Opioid use disorder (OUD) had been a serious national crisis that affected public health and economic welfare, even prior to the COVID-19 pandemic. The COVID-19 pandemic and the mitigation policies to prevent the spread of SARS-CoV-2 had upended social networks, healthcare access, led to historically high unemployment, and amplified pre-existing community and economic vulnerability. Communities of color had been hardest hit and highlighted pre-pandemic disparities in health, mortality, and well-being, including structural community contextual factors that affected health. The pandemic had also led to the highest overdose death toll since 2017.
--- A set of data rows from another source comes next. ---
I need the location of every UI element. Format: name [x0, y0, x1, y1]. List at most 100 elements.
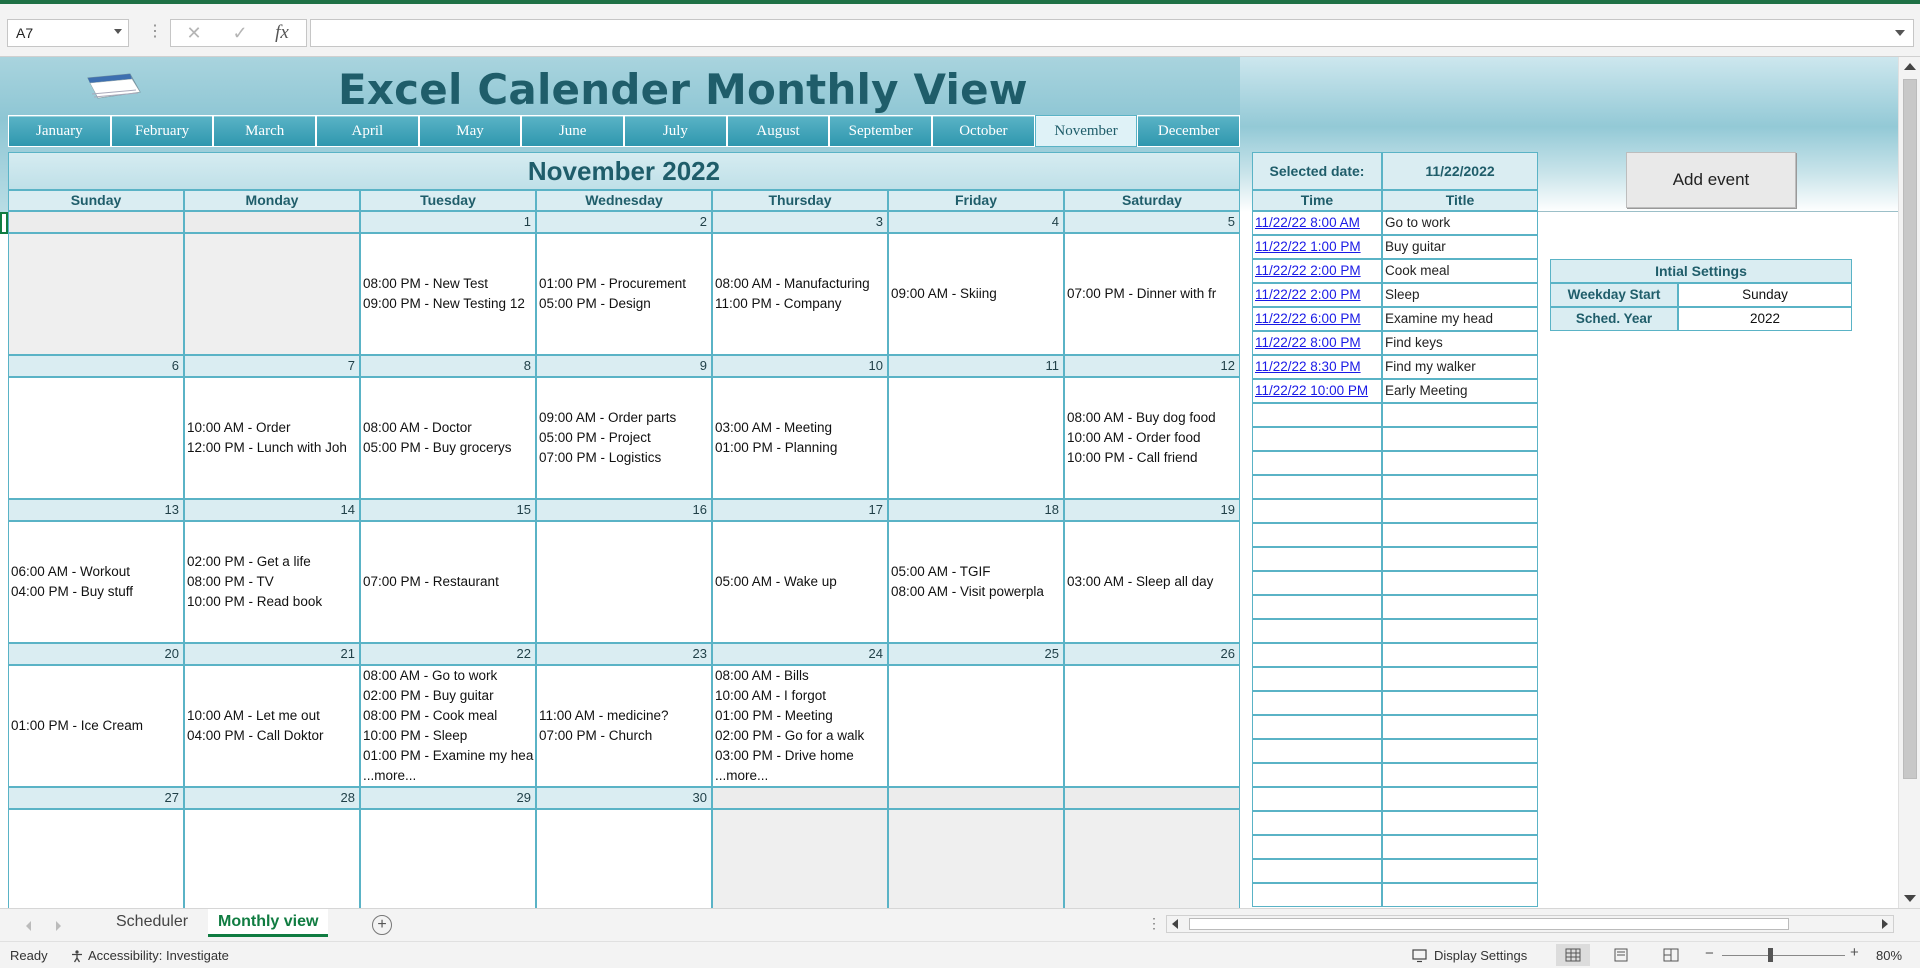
- calendar-event[interactable]: 10:00 AM - Order: [187, 418, 359, 438]
- day-cell[interactable]: 10:00 AM - Order 12:00 PM - Lunch with Jo…: [184, 377, 360, 499]
- calendar-event[interactable]: 07:00 PM - Dinner with fr: [1067, 284, 1239, 304]
- day-cell[interactable]: 09:00 AM - Skiing: [888, 233, 1064, 355]
- event-title-cell[interactable]: [1382, 451, 1538, 475]
- display-settings-button[interactable]: Display Settings: [1412, 948, 1527, 963]
- event-time-cell[interactable]: [1252, 523, 1382, 547]
- tab-scheduler[interactable]: Scheduler: [106, 909, 198, 937]
- day-number[interactable]: 22: [360, 643, 536, 665]
- day-number[interactable]: 1: [360, 211, 536, 233]
- day-cell[interactable]: 05:00 AM - Wake up: [712, 521, 888, 643]
- day-number[interactable]: 19: [1064, 499, 1240, 521]
- tab-month-november[interactable]: November: [1034, 115, 1138, 147]
- scroll-down-icon[interactable]: [1904, 895, 1916, 902]
- accessibility-status[interactable]: Accessibility: Investigate: [70, 948, 229, 963]
- day-cell[interactable]: 03:00 AM - Sleep all day: [1064, 521, 1240, 643]
- day-number[interactable]: 10: [712, 355, 888, 377]
- day-number[interactable]: 16: [536, 499, 712, 521]
- page-layout-icon[interactable]: [1604, 944, 1638, 966]
- calendar-event[interactable]: 08:00 PM - Cook meal: [363, 706, 535, 726]
- event-time-cell[interactable]: 11/22/22 2:00 PM: [1252, 283, 1382, 307]
- name-box[interactable]: A7: [7, 19, 129, 47]
- day-number[interactable]: 11: [888, 355, 1064, 377]
- more-events-link[interactable]: ...more...: [363, 766, 535, 786]
- setting-weekday-start-value[interactable]: Sunday: [1678, 283, 1852, 307]
- event-time-cell[interactable]: [1252, 427, 1382, 451]
- event-time-cell[interactable]: [1252, 811, 1382, 835]
- day-cell[interactable]: 07:00 PM - Restaurant: [360, 521, 536, 643]
- setting-year-value[interactable]: 2022: [1678, 307, 1852, 331]
- calendar-event[interactable]: 08:00 AM - Buy dog food: [1067, 408, 1239, 428]
- event-time-cell[interactable]: [1252, 859, 1382, 883]
- day-cell[interactable]: [888, 665, 1064, 787]
- calendar-event[interactable]: 07:00 PM - Church: [539, 726, 711, 746]
- day-cell[interactable]: 09:00 AM - Order parts 05:00 PM - Project…: [536, 377, 712, 499]
- zoom-slider[interactable]: [1722, 955, 1845, 956]
- day-number[interactable]: 29: [360, 787, 536, 809]
- worksheet[interactable]: Excel Calender Monthly View January Febru…: [0, 57, 1898, 908]
- event-title-cell[interactable]: [1382, 691, 1538, 715]
- day-number[interactable]: 21: [184, 643, 360, 665]
- prev-sheet-icon[interactable]: [26, 921, 31, 931]
- day-number[interactable]: 24: [712, 643, 888, 665]
- event-time-cell[interactable]: [1252, 451, 1382, 475]
- event-title-cell[interactable]: [1382, 427, 1538, 451]
- event-time-cell[interactable]: [1252, 691, 1382, 715]
- day-cell[interactable]: [536, 521, 712, 643]
- event-title-cell[interactable]: [1382, 763, 1538, 787]
- event-title-cell[interactable]: [1382, 619, 1538, 643]
- event-title-cell[interactable]: Examine my head: [1382, 307, 1538, 331]
- event-time-cell[interactable]: [1252, 403, 1382, 427]
- event-title-cell[interactable]: Buy guitar: [1382, 235, 1538, 259]
- event-time-cell[interactable]: 11/22/22 1:00 PM: [1252, 235, 1382, 259]
- calendar-event[interactable]: 01:00 PM - Ice Cream: [11, 716, 183, 736]
- event-time-cell[interactable]: [1252, 883, 1382, 907]
- tab-month-march[interactable]: March: [213, 115, 317, 147]
- calendar-event[interactable]: 08:00 AM - Bills: [715, 666, 887, 686]
- day-number[interactable]: [1064, 787, 1240, 809]
- day-cell[interactable]: [1064, 665, 1240, 787]
- day-cell[interactable]: 03:00 AM - Meeting 01:00 PM - Planning: [712, 377, 888, 499]
- tab-month-july[interactable]: July: [624, 115, 727, 147]
- day-number[interactable]: 27: [8, 787, 184, 809]
- calendar-event[interactable]: 04:00 PM - Buy stuff: [11, 582, 183, 602]
- calendar-event[interactable]: 10:00 PM - Call friend: [1067, 448, 1239, 468]
- event-title-cell[interactable]: [1382, 571, 1538, 595]
- day-number[interactable]: [8, 211, 184, 233]
- tab-month-april[interactable]: April: [316, 115, 419, 147]
- normal-view-icon[interactable]: [1556, 944, 1590, 966]
- day-number[interactable]: 30: [536, 787, 712, 809]
- day-number[interactable]: 18: [888, 499, 1064, 521]
- day-cell[interactable]: [888, 377, 1064, 499]
- calendar-event[interactable]: 12:00 PM - Lunch with Joh: [187, 438, 359, 458]
- scroll-left-icon[interactable]: [1172, 919, 1178, 929]
- tab-month-september[interactable]: September: [829, 115, 933, 147]
- day-cell[interactable]: 06:00 AM - Workout 04:00 PM - Buy stuff: [8, 521, 184, 643]
- calendar-event[interactable]: 11:00 PM - Company: [715, 294, 887, 314]
- day-cell[interactable]: 08:00 PM - New Test 09:00 PM - New Testin…: [360, 233, 536, 355]
- event-title-cell[interactable]: [1382, 787, 1538, 811]
- split-handle-icon[interactable]: ⋮: [1147, 915, 1161, 932]
- day-cell[interactable]: [8, 809, 184, 908]
- day-cell[interactable]: 08:00 AM - Bills 10:00 AM - I forgot 01:00…: [712, 665, 888, 787]
- day-cell[interactable]: [184, 233, 360, 355]
- event-title-cell[interactable]: Cook meal: [1382, 259, 1538, 283]
- event-title-cell[interactable]: Sleep: [1382, 283, 1538, 307]
- event-title-cell[interactable]: [1382, 739, 1538, 763]
- event-title-cell[interactable]: Find keys: [1382, 331, 1538, 355]
- calendar-event[interactable]: 10:00 AM - Let me out: [187, 706, 359, 726]
- day-number[interactable]: 15: [360, 499, 536, 521]
- calendar-event[interactable]: 02:00 PM - Get a life: [187, 552, 359, 572]
- cancel-icon[interactable]: ✕: [176, 19, 212, 47]
- day-cell[interactable]: 08:00 AM - Manufacturing 11:00 PM - Compa…: [712, 233, 888, 355]
- tab-month-may[interactable]: May: [418, 115, 522, 147]
- horizontal-scrollbar[interactable]: [1166, 915, 1894, 933]
- event-title-cell[interactable]: [1382, 403, 1538, 427]
- event-title-cell[interactable]: [1382, 859, 1538, 883]
- event-time-cell[interactable]: [1252, 715, 1382, 739]
- event-title-cell[interactable]: [1382, 547, 1538, 571]
- day-cell[interactable]: [888, 809, 1064, 908]
- calendar-event[interactable]: 06:00 AM - Workout: [11, 562, 183, 582]
- event-title-cell[interactable]: [1382, 715, 1538, 739]
- calendar-event[interactable]: 01:00 PM - Examine my hea: [363, 746, 535, 766]
- event-title-cell[interactable]: [1382, 523, 1538, 547]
While it was known that social isolation could amplify and reinforce OUD, it had been unclear which components of SARS-CoV-2 mitigation efforts and resulting social, economic, and healthcare disruptions had differentially influenced individuals with existing or at-risk OUD. Additionally, it was not known if the impacts had been concentrated in communities with a higher pre-pandemic rate of OUD and/or were disproportionately adversely affected by economic factors or COVID-19 cases/deaths.

The goal of this study had been to leverage large, comprehensive claims and electronic health data, capturing nearly half of the U.S. population from before the pandemic through 2026, to test the hypothesis that social and economic vulnerabilities, as well as the economic side effects of the pandemic, would escalate the prevalence of OUD and related harms. Building on extensive existing work, quasi-experimental methods had been used to measure adverse OUD-related outcomes and worsening health disparities using existing records capturing longitudinal OUD and COVID-19 incidence at the individual patient and community levels.